This Kathleen Geier post in the Washington Monthly is good, and her argument is pretty compelling. However, regarding the D.C. big box living wage bill, she writes:
[P]oliticians hate the D.C. living wage bill, because they don’t want to drive Walmart away. The politicians want the photo ops at Walmart openings, where they can boast about bringing “good jobs” — um, well, okay, “jobs,” anyway — into the community.

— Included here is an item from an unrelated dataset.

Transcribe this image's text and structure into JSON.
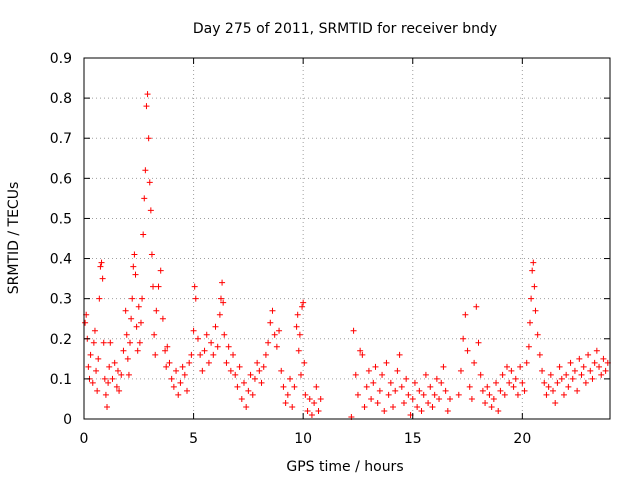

To be fair, it’s not only about the fear of driving Walmart away. As soon as the bill was passed by the Council, other retailers allegedly began re-evaluating their plans to locate in the District. Isn’t it more accurate to say that politicians are afraid of appearing anti-business in general? In my experience that’s an especially sensitive issue for politicians in D.C., a city that faces tough competition for business from neighboring states Virginia and Maryland. Again, the threats from other retailers may turn out to be bogus—and even if they’re not, the long-term net impact on employment/wages might still by a positive one if this bill were to become law—but this notion that D.C. is “anti-business” is something that District politicians legitimately have to grapple with.
None of which is to deny that it’s a big problem when a Walmart ribbon-cutting ceremony serves as a fig leaf for politicians anywhere who are otherwise doing little to nothing to support good jobs, worker training, etc.